Nel mondo professionale si è fatta strada una convinzione discutibile:
che per ottenere un taglio preciso, pulito e autorevole sia necessario investire cifre estreme in una forbice.
La realtà è diversa.
Nel lavoro quotidiano la differenza non la fa il prezzo, ma come una forbice è costruita, pensata e rifinita.
È su questo principio che si fonda la filosofia di Picci’s, un marchio che ha scelto di mettere al centro la funzione, non l’ostentazione.
La linea Opera: quando la tecnica incontra la mano
Le forbici della linea Opera non nascono per colpire con un cartellino.
Nascono per lavorare.
Sono realizzate da artigiani specializzati utilizzando acciai inossidabili al cobalto e vanadio VG-10, selezionati per le loro prestazioni meccaniche e non per tendenze di mercato.
La lavorazione prevede un trattamento termico totale a doppio rinvenimento selettivo, un processo che consente di ottimizzare due aspetti chiave:
- elevata durezza del tagliente, per un taglio netto e costante
- elasticità strutturale, per accompagnare il gesto senza irrigidirlo
Ogni forbice viene completata interamente a mano e controllata singolarmente.
Quando si parla di equilibrio tra lama e mano, non esistono automatismi industriali che possano sostituire l’esperienza.

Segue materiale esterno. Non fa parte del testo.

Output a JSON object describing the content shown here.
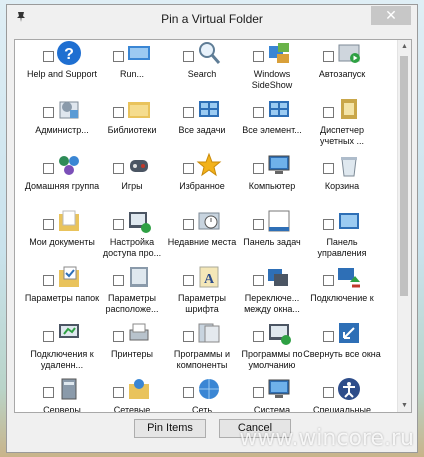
{
  "window": {
    "title": "Pin a Virtual Folder",
    "close_glyph": "✕"
  },
  "items": [
    {
      "label": "Help and Support",
      "icon": "help-icon"
    },
    {
      "label": "Run...",
      "icon": "run-icon"
    },
    {
      "label": "Search",
      "icon": "search-icon"
    },
    {
      "label": "Windows SideShow",
      "icon": "sideshow-icon"
    },
    {
      "label": "Автозапуск",
      "icon": "autoplay-icon"
    },
    {
      "label": "Администр...",
      "icon": "admin-tools-icon"
    },
    {
      "label": "Библиотеки",
      "icon": "libraries-icon"
    },
    {
      "label": "Все задачи",
      "icon": "all-tasks-icon"
    },
    {
      "label": "Все элемент...",
      "icon": "all-items-icon"
    },
    {
      "label": "Диспетчер учетных ...",
      "icon": "credential-manager-icon"
    },
    {
      "label": "Домашняя группа",
      "icon": "homegroup-icon"
    },
    {
      "label": "Игры",
      "icon": "games-icon"
    },
    {
      "label": "Избранное",
      "icon": "favorites-star-icon"
    },
    {
      "label": "Компьютер",
      "icon": "computer-icon"
    },
    {
      "label": "Корзина",
      "icon": "recycle-bin-icon"
    },
    {
      "label": "Мои документы",
      "icon": "documents-folder-icon"
    },
    {
      "label": "Настройка доступа про...",
      "icon": "default-access-icon"
    },
    {
      "label": "Недавние места",
      "icon": "recent-places-icon"
    },
    {
      "label": "Панель задач",
      "icon": "taskbar-icon"
    },
    {
      "label": "Панель управления",
      "icon": "control-panel-icon"
    },
    {
      "label": "Параметры папок",
      "icon": "folder-options-icon"
    },
    {
      "label": "Параметры расположе...",
      "icon": "location-settings-icon"
    },
    {
      "label": "Параметры шрифта",
      "icon": "fonts-icon"
    },
    {
      "label": "Переключе... между окна...",
      "icon": "switch-windows-icon"
    },
    {
      "label": "Подключение к",
      "icon": "connect-to-icon"
    },
    {
      "label": "Подключения к удаленн...",
      "icon": "remote-connections-icon"
    },
    {
      "label": "Принтеры",
      "icon": "printers-icon"
    },
    {
      "label": "Программы и компоненты",
      "icon": "programs-features-icon"
    },
    {
      "label": "Программы по умолчанию",
      "icon": "default-programs-icon"
    },
    {
      "label": "Свернуть все окна",
      "icon": "minimize-all-icon"
    },
    {
      "label": "Серверы",
      "icon": "servers-icon"
    },
    {
      "label": "Сетевые",
      "icon": "network-folders-icon"
    },
    {
      "label": "Сеть",
      "icon": "network-icon"
    },
    {
      "label": "Система",
      "icon": "system-icon"
    },
    {
      "label": "Специальные",
      "icon": "accessibility-icon"
    }
  ],
  "buttons": {
    "pin": "Pin Items",
    "cancel": "Cancel"
  },
  "watermark": "www.wincore.ru"
}
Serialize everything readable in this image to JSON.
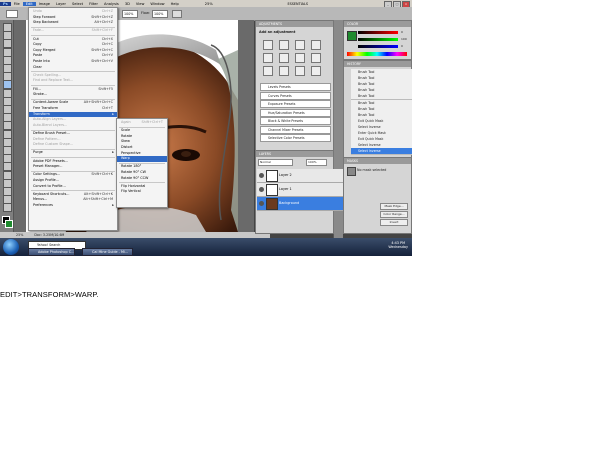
{
  "menubar": {
    "items": [
      "File",
      "Edit",
      "Image",
      "Layer",
      "Select",
      "Filter",
      "Analysis",
      "3D",
      "View",
      "Window",
      "Help"
    ],
    "active_index": 1,
    "workspace": "ESSENTIALS",
    "zoom": "25%"
  },
  "options_bar": {
    "mode_label": "Mode:",
    "mode_value": "Normal",
    "opacity_label": "Opacity:",
    "opacity_value": "100%",
    "flow_label": "Flow:",
    "flow_value": "100%"
  },
  "edit_menu": {
    "items": [
      {
        "label": "Undo",
        "shortcut": "Ctrl+Z",
        "disabled": true
      },
      {
        "label": "Step Forward",
        "shortcut": "Shift+Ctrl+Z",
        "disabled": false
      },
      {
        "label": "Step Backward",
        "shortcut": "Alt+Ctrl+Z",
        "disabled": false
      },
      {
        "sep": true
      },
      {
        "label": "Fade...",
        "shortcut": "Shift+Ctrl+F",
        "disabled": true
      },
      {
        "sep": true
      },
      {
        "label": "Cut",
        "shortcut": "Ctrl+X",
        "disabled": false
      },
      {
        "label": "Copy",
        "shortcut": "Ctrl+C",
        "disabled": false
      },
      {
        "label": "Copy Merged",
        "shortcut": "Shift+Ctrl+C",
        "disabled": false
      },
      {
        "label": "Paste",
        "shortcut": "Ctrl+V",
        "disabled": false
      },
      {
        "label": "Paste Into",
        "shortcut": "Shift+Ctrl+V",
        "disabled": false
      },
      {
        "label": "Clear",
        "shortcut": "",
        "disabled": false
      },
      {
        "sep": true
      },
      {
        "label": "Check Spelling...",
        "shortcut": "",
        "disabled": true
      },
      {
        "label": "Find and Replace Text...",
        "shortcut": "",
        "disabled": true
      },
      {
        "sep": true
      },
      {
        "label": "Fill...",
        "shortcut": "Shift+F5",
        "disabled": false
      },
      {
        "label": "Stroke...",
        "shortcut": "",
        "disabled": false
      },
      {
        "sep": true
      },
      {
        "label": "Content-Aware Scale",
        "shortcut": "Alt+Shift+Ctrl+C",
        "disabled": false
      },
      {
        "label": "Free Transform",
        "shortcut": "Ctrl+T",
        "disabled": false
      },
      {
        "label": "Transform",
        "shortcut": "",
        "disabled": false,
        "highlight": true,
        "submenu": true
      },
      {
        "label": "Auto-Align Layers...",
        "shortcut": "",
        "disabled": true
      },
      {
        "label": "Auto-Blend Layers...",
        "shortcut": "",
        "disabled": true
      },
      {
        "sep": true
      },
      {
        "label": "Define Brush Preset...",
        "shortcut": "",
        "disabled": false
      },
      {
        "label": "Define Pattern...",
        "shortcut": "",
        "disabled": true
      },
      {
        "label": "Define Custom Shape...",
        "shortcut": "",
        "disabled": true
      },
      {
        "sep": true
      },
      {
        "label": "Purge",
        "shortcut": "",
        "disabled": false,
        "submenu": true
      },
      {
        "sep": true
      },
      {
        "label": "Adobe PDF Presets...",
        "shortcut": "",
        "disabled": false
      },
      {
        "label": "Preset Manager...",
        "shortcut": "",
        "disabled": false
      },
      {
        "sep": true
      },
      {
        "label": "Color Settings...",
        "shortcut": "Shift+Ctrl+K",
        "disabled": false
      },
      {
        "label": "Assign Profile...",
        "shortcut": "",
        "disabled": false
      },
      {
        "label": "Convert to Profile...",
        "shortcut": "",
        "disabled": false
      },
      {
        "sep": true
      },
      {
        "label": "Keyboard Shortcuts...",
        "shortcut": "Alt+Shift+Ctrl+K",
        "disabled": false
      },
      {
        "label": "Menus...",
        "shortcut": "Alt+Shift+Ctrl+M",
        "disabled": false
      },
      {
        "label": "Preferences",
        "shortcut": "",
        "disabled": false,
        "submenu": true
      }
    ]
  },
  "transform_menu": {
    "items": [
      {
        "label": "Again",
        "shortcut": "Shift+Ctrl+T",
        "disabled": true
      },
      {
        "sep": true
      },
      {
        "label": "Scale",
        "shortcut": "",
        "disabled": false
      },
      {
        "label": "Rotate",
        "shortcut": "",
        "disabled": false
      },
      {
        "label": "Skew",
        "shortcut": "",
        "disabled": false
      },
      {
        "label": "Distort",
        "shortcut": "",
        "disabled": false
      },
      {
        "label": "Perspective",
        "shortcut": "",
        "disabled": false
      },
      {
        "label": "Warp",
        "shortcut": "",
        "disabled": false,
        "highlight": true
      },
      {
        "sep": true
      },
      {
        "label": "Rotate 180°",
        "shortcut": "",
        "disabled": false
      },
      {
        "label": "Rotate 90° CW",
        "shortcut": "",
        "disabled": false
      },
      {
        "label": "Rotate 90° CCW",
        "shortcut": "",
        "disabled": false
      },
      {
        "sep": true
      },
      {
        "label": "Flip Horizontal",
        "shortcut": "",
        "disabled": false
      },
      {
        "label": "Flip Vertical",
        "shortcut": "",
        "disabled": false
      }
    ]
  },
  "adjustments_panel": {
    "tabs": [
      "ADJUSTMENTS",
      "MASKS"
    ],
    "heading": "Add an adjustment",
    "presets": [
      "Levels Presets",
      "Curves Presets",
      "Exposure Presets",
      "Hue/Saturation Presets",
      "Black & White Presets",
      "Channel Mixer Presets",
      "Selective Color Presets"
    ]
  },
  "layers_panel": {
    "tabs": [
      "LAYERS",
      "CHANNELS",
      "PATHS"
    ],
    "blend_mode": "Normal",
    "opacity": "100%",
    "layers": [
      {
        "name": "Layer 2",
        "selected": false
      },
      {
        "name": "Layer 1",
        "selected": false
      },
      {
        "name": "Background",
        "selected": true
      }
    ]
  },
  "color_panel": {
    "tabs": [
      "COLOR",
      "SWATCHES",
      "STYLES"
    ],
    "values": [
      "0",
      "100",
      "0"
    ]
  },
  "history_panel": {
    "tabs": [
      "HISTORY",
      "ACTIONS"
    ],
    "items": [
      {
        "label": "Brush Tool",
        "selected": false
      },
      {
        "label": "Brush Tool",
        "selected": false
      },
      {
        "label": "Brush Tool",
        "selected": false
      },
      {
        "label": "Brush Tool",
        "selected": false
      },
      {
        "label": "Brush Tool",
        "selected": false
      },
      {
        "label": "Brush Tool",
        "selected": false
      },
      {
        "label": "Brush Tool",
        "selected": false
      },
      {
        "label": "Brush Tool",
        "selected": false
      },
      {
        "label": "Exit Quick Mask",
        "selected": false
      },
      {
        "label": "Select Inverse",
        "selected": false
      },
      {
        "label": "Enter Quick Mask",
        "selected": false
      },
      {
        "label": "Exit Quick Mask",
        "selected": false
      },
      {
        "label": "Select Inverse",
        "selected": false
      },
      {
        "label": "Select Inverse",
        "selected": true
      }
    ]
  },
  "masks_panel": {
    "tabs": [
      "MASKS"
    ],
    "heading": "No mask selected",
    "buttons": [
      "Mask Edge...",
      "Color Range...",
      "Invert"
    ]
  },
  "status": {
    "zoom": "25%",
    "doc": "Doc: 3.25M/10.6M"
  },
  "taskbar": {
    "search_text": "Yahoo! Search",
    "tasks": [
      "Adobe Photoshop C...",
      "Cal Mine Guide - Mi..."
    ],
    "time": "4:43 PM",
    "day": "Wednesday"
  },
  "caption": "EDIT>TRANSFORM>WARP.",
  "colors": {
    "highlight": "#316ac5",
    "layer_selected": "#3a7ee0",
    "foreground": "#000000",
    "background_color": "#1e8a2e"
  }
}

Dalla storia nasce la coerenza
Non si tratta di una produzione industriale mascherata da artigianato.
Si tratta di continuità.
Una continuità che affonda le radici in tradizioni che da oltre 300 anni vivono negli strumenti da taglio, tramandando un approccio basato su rispetto del materiale, precisione del gesto e attenzione per chi utilizza lo strumento ogni giorno in salone.
È da questa visione che nasce una filosofia di lavoro chiara:
lo strumento deve servire il professionista, non impressionarlo.
Non è solo la lama. È come lavori tu.
Tagliare o sfilare con un paio di forbici Picci’s, interamente fabbricate in Italia, significa ridurre lo sforzo e aumentare il controllo.
Una forbice professionale non dovrebbe mai costringere ad adattarsi.
Dovrebbe invece:
- seguire il movimento naturale della mano
- rispettare la postura
- ridurre le tensioni durante il lavoro continuo
Per questo ogni modello è progettato con:
- impugnature ergonomiche, studiate per favorire un movimento corretto
- bilanciamento dei pesi estremamente accurato, per stabilità e precisione
Le lame sono fondamentali, ma senza una presa corretta la precisione resta teorica.
Il punto, in sintesi
Non serve una forbice da 1.000 euro per lavorare bene.
Serve una forbice giusta.
Giusta nei materiali.
Giusta nel bilanciamento.
Giusta nel modo in cui dialoga con la mano di chi la usa.
Uno strumento che lavora con il professionista, non contro di lui.
Che non cerca attenzione, ma restituisce sensazioni.
Ed è spesso lì, nel silenzio del gesto ben riuscito, che si capisce di aver scelto bene.